BERITAUNGGULAN-Banten. Indonesia, sebagai negara dengan beragam budaya dan agama, memiliki potensi besar untuk menjadi contoh bagi negara-negara lain dalam membangun budaya perdamaian. Budaya perdamaian adalah suatu konsep yang sangat penting dalam membangun masyarakat yang harmonis dan damai. Perdamaian bukan hanya sekedar tidak adanya perang, tetapi juga berarti keadilan dan kesetaraan bagi semua. Dalam konteks Indonesia, budaya perdamaian sangatlah penting untuk membangun kepercayaan dan kerjasama antara berbagai kelompok masyarakat.

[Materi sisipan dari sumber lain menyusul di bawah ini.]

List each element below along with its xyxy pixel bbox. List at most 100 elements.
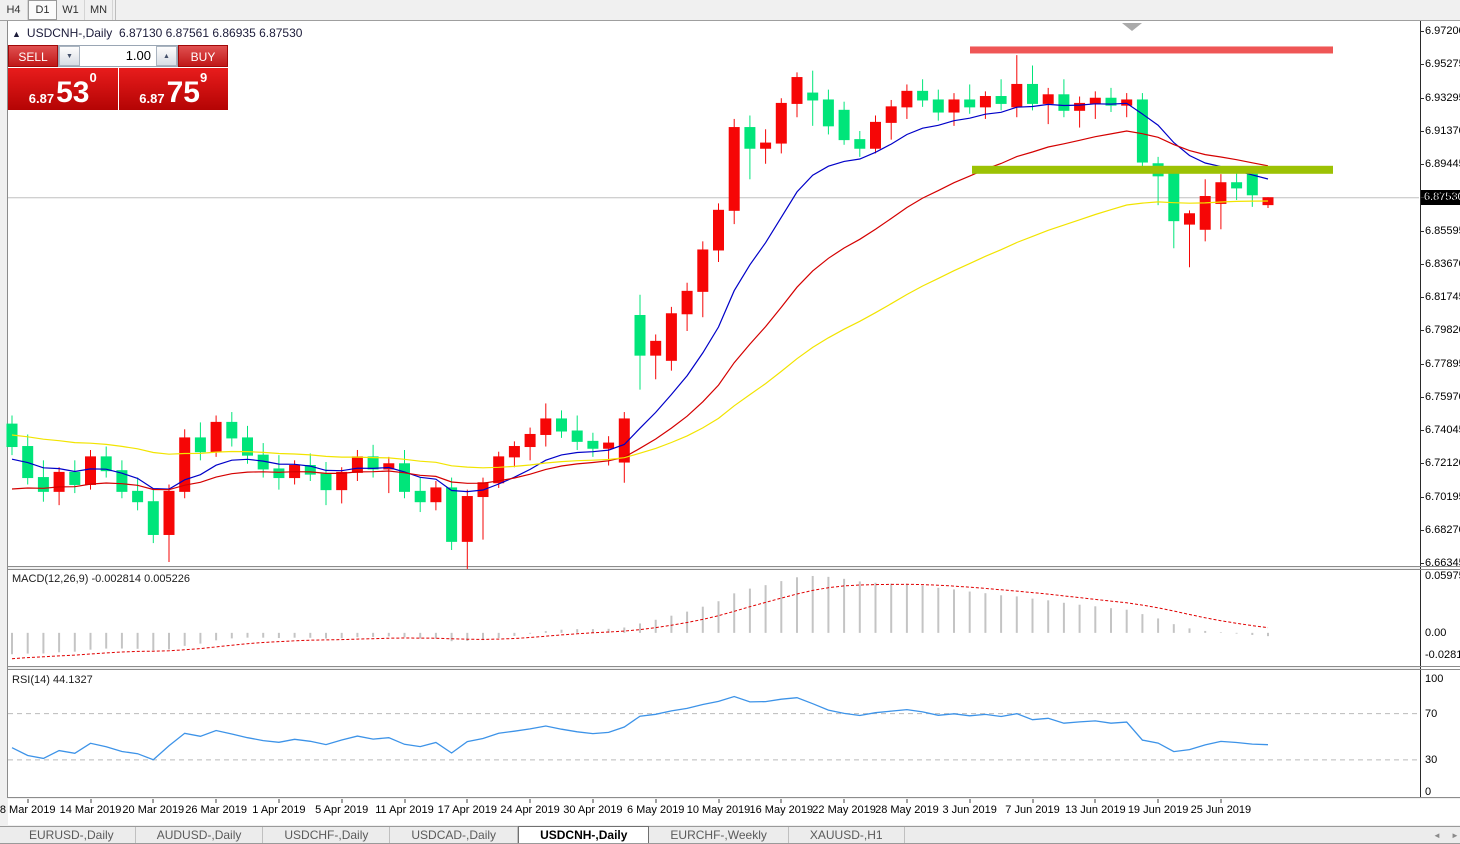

Namun, tantangan dalam membangun budaya perdamaian di Indonesia tidaklah sedikit. Salah satu tantangan terbesar adalah kurangnya pemahaman tentang pentingnya perdamaian dan toleransi. Banyak masyarakat Indonesia yang masih terjebak pada pola pikir yang sempit dan tidak toleran terhadap perbedaan. Disinilah peran besar lembaga pendidikan dalam membimbing perilaku siswa dan mahasiswa untuk lebih mungkin menanamkan dan mempraktikkan nilai-nilai budaya perdamaian dan persahabatan.

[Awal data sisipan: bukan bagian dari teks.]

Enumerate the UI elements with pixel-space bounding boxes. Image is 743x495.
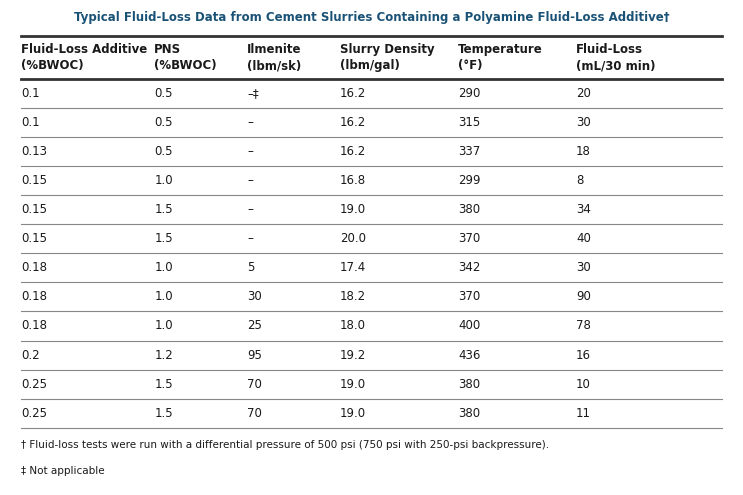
Text: 337: 337 <box>458 146 480 158</box>
Text: Typical Fluid-Loss Data from Cement Slurries Containing a Polyamine Fluid-Loss A: Typical Fluid-Loss Data from Cement Slur… <box>74 11 669 24</box>
Text: 0.5: 0.5 <box>155 146 172 158</box>
Text: 30: 30 <box>576 261 591 274</box>
Text: 40: 40 <box>576 233 591 246</box>
Text: 16: 16 <box>576 348 591 361</box>
Text: 30: 30 <box>576 116 591 129</box>
Text: 16.2: 16.2 <box>340 146 366 158</box>
Text: 90: 90 <box>576 291 591 303</box>
Text: –‡: –‡ <box>247 87 259 100</box>
Text: Slurry Density
(lbm/gal): Slurry Density (lbm/gal) <box>340 43 435 72</box>
Text: 0.25: 0.25 <box>22 406 48 420</box>
Text: 16.2: 16.2 <box>340 116 366 129</box>
Text: 78: 78 <box>576 319 591 333</box>
Text: 0.15: 0.15 <box>22 174 48 188</box>
Text: 0.25: 0.25 <box>22 378 48 391</box>
Text: 18: 18 <box>576 146 591 158</box>
Text: –: – <box>247 146 253 158</box>
Text: 400: 400 <box>458 319 480 333</box>
Text: 10: 10 <box>576 378 591 391</box>
Text: 299: 299 <box>458 174 481 188</box>
Text: 342: 342 <box>458 261 481 274</box>
Text: 5: 5 <box>247 261 255 274</box>
Text: 315: 315 <box>458 116 480 129</box>
Text: 1.5: 1.5 <box>155 406 173 420</box>
Text: 1.2: 1.2 <box>155 348 173 361</box>
Text: 436: 436 <box>458 348 481 361</box>
Text: –: – <box>247 203 253 216</box>
Text: 0.5: 0.5 <box>155 87 172 100</box>
Text: 0.2: 0.2 <box>22 348 40 361</box>
Text: 370: 370 <box>458 233 480 246</box>
Text: Ilmenite
(lbm/sk): Ilmenite (lbm/sk) <box>247 43 302 72</box>
Text: 1.0: 1.0 <box>155 291 173 303</box>
Text: –: – <box>247 174 253 188</box>
Text: 19.0: 19.0 <box>340 378 366 391</box>
Text: ‡ Not applicable: ‡ Not applicable <box>22 466 105 477</box>
Text: PNS
(%BWOC): PNS (%BWOC) <box>155 43 217 72</box>
Text: 19.0: 19.0 <box>340 203 366 216</box>
Text: 18.0: 18.0 <box>340 319 366 333</box>
Text: 0.18: 0.18 <box>22 261 48 274</box>
Text: Fluid-Loss
(mL/30 min): Fluid-Loss (mL/30 min) <box>576 43 655 72</box>
Text: 16.8: 16.8 <box>340 174 366 188</box>
Text: 1.0: 1.0 <box>155 319 173 333</box>
Text: 70: 70 <box>247 406 262 420</box>
Text: 0.1: 0.1 <box>22 116 40 129</box>
Text: 0.1: 0.1 <box>22 87 40 100</box>
Text: 1.5: 1.5 <box>155 378 173 391</box>
Text: 290: 290 <box>458 87 481 100</box>
Text: 1.0: 1.0 <box>155 174 173 188</box>
Text: 18.2: 18.2 <box>340 291 366 303</box>
Text: 20: 20 <box>576 87 591 100</box>
Text: 0.15: 0.15 <box>22 203 48 216</box>
Text: –: – <box>247 233 253 246</box>
Text: Temperature
(°F): Temperature (°F) <box>458 43 542 72</box>
Text: 19.2: 19.2 <box>340 348 366 361</box>
Text: 30: 30 <box>247 291 262 303</box>
Text: 0.5: 0.5 <box>155 116 172 129</box>
Text: 380: 380 <box>458 203 480 216</box>
Text: 16.2: 16.2 <box>340 87 366 100</box>
Text: Fluid-Loss Additive
(%BWOC): Fluid-Loss Additive (%BWOC) <box>22 43 147 72</box>
Text: 380: 380 <box>458 378 480 391</box>
Text: 20.0: 20.0 <box>340 233 366 246</box>
Text: 17.4: 17.4 <box>340 261 366 274</box>
Text: 370: 370 <box>458 291 480 303</box>
Text: 11: 11 <box>576 406 591 420</box>
Text: 8: 8 <box>576 174 583 188</box>
Text: 1.5: 1.5 <box>155 203 173 216</box>
Text: † Fluid-loss tests were run with a differential pressure of 500 psi (750 psi wit: † Fluid-loss tests were run with a diffe… <box>22 440 549 450</box>
Text: 19.0: 19.0 <box>340 406 366 420</box>
Text: 0.18: 0.18 <box>22 291 48 303</box>
Text: 0.13: 0.13 <box>22 146 48 158</box>
Text: 95: 95 <box>247 348 262 361</box>
Text: 380: 380 <box>458 406 480 420</box>
Text: 70: 70 <box>247 378 262 391</box>
Text: –: – <box>247 116 253 129</box>
Text: 1.0: 1.0 <box>155 261 173 274</box>
Text: 34: 34 <box>576 203 591 216</box>
Text: 25: 25 <box>247 319 262 333</box>
Text: 0.15: 0.15 <box>22 233 48 246</box>
Text: 1.5: 1.5 <box>155 233 173 246</box>
Text: 0.18: 0.18 <box>22 319 48 333</box>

Diskusi tantangan membangun budaya perdamaian mengemuka dalam acara Studium General Pascasarjana UIN Sultan Maulana Hasanuddin Banten pada 27 September 2025 di Serang Banten dengan tema “Building a Culture of Learning and Peace”. Dalam acara tersebut, Prof. Abdurahman Mas’ud, Ph.D., yang menjadi narasumbernya menyampaikan bahwa iklim sekolah dibentuk oleh faktor-faktor seperti norma dan aturan sekolah, bentuk hubungan antara aktor seperti siswa, guru, staf, dan pimpinan sekolah, serta hubungan dengan aktor luar dan faktor lainnya, sangat mempengaruhi prestasi dan sikap siswa. “Selain itu, sistem pendidikan di Indonesia juga perlu ditingkatkan untuk mempromosikan budaya perdamaian. Pendidikan harus mampu membentuk karakter dan moral siswa yang baik, serta mempromosikan nilai-nilai perdamaian dan toleransi.” ungkapnya.

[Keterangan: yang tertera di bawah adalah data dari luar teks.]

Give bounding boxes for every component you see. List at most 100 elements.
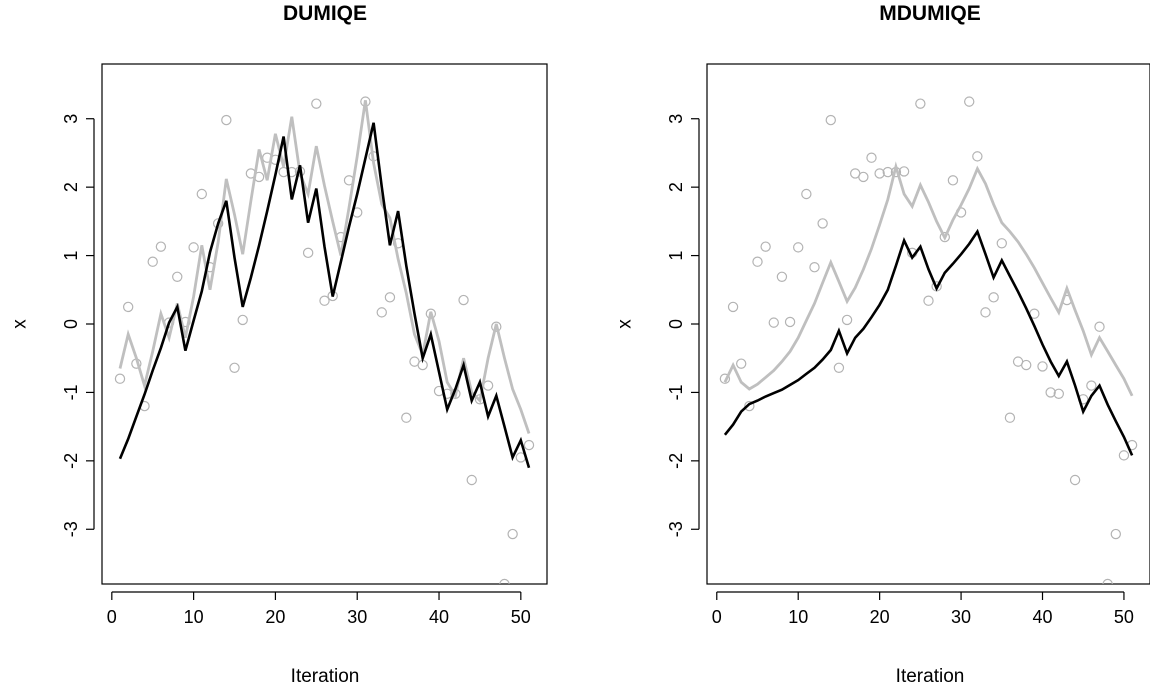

Lebih lanjut Prof. Abdurahman menjelaskan langkah-langkah konkret yang dapat dilakukan untuk membangun budaya perdamaian di Indonesia adalah dengan meningkatkan pendidikan tentang pentingnya perdamaian dan toleransi, mempromosikan nilai-nilai perdamaian dan toleransi dalam masyarakat, meningkatkan kerjasama antara berbagai kelompok masyarakat, dan membangun sistem pendidikan yang lebih baik untuk mempromosikan budaya perdamaian.
Selain itu, Prof. Abdurahman juga menyinggung soal langkah-langkah untuk meningkatkan prestasi siswa dan mahasiswa di bidang sains yakni: Pertama, mengembangkan keterampilan akademik dengan pembelajaran secara komprehensif, terintegrasi, berkelanjutan, dan konsisten bagi dosen dan mahasiswa. Kedua, menciptakan atmosfer akademik oleh semua aktor kampus, diperkaya oleh pelajar mandiri dengan semangat penyelidikan. Ketiga, kampus membutuhkan lebih banyak role model: mahasiswa dengan dahaga pengetahuan, profesor yang memotivasi dan menginspirasi, dan pemimpin yang visioner. Keempat, membuat perpustakaan sebagai pusat pembelajaran bagi dosen dan mahasiswa sehingga perpustakaan dan layanan terbaiknya harus menjadi tempat motivasi terbaik bagi akademisi.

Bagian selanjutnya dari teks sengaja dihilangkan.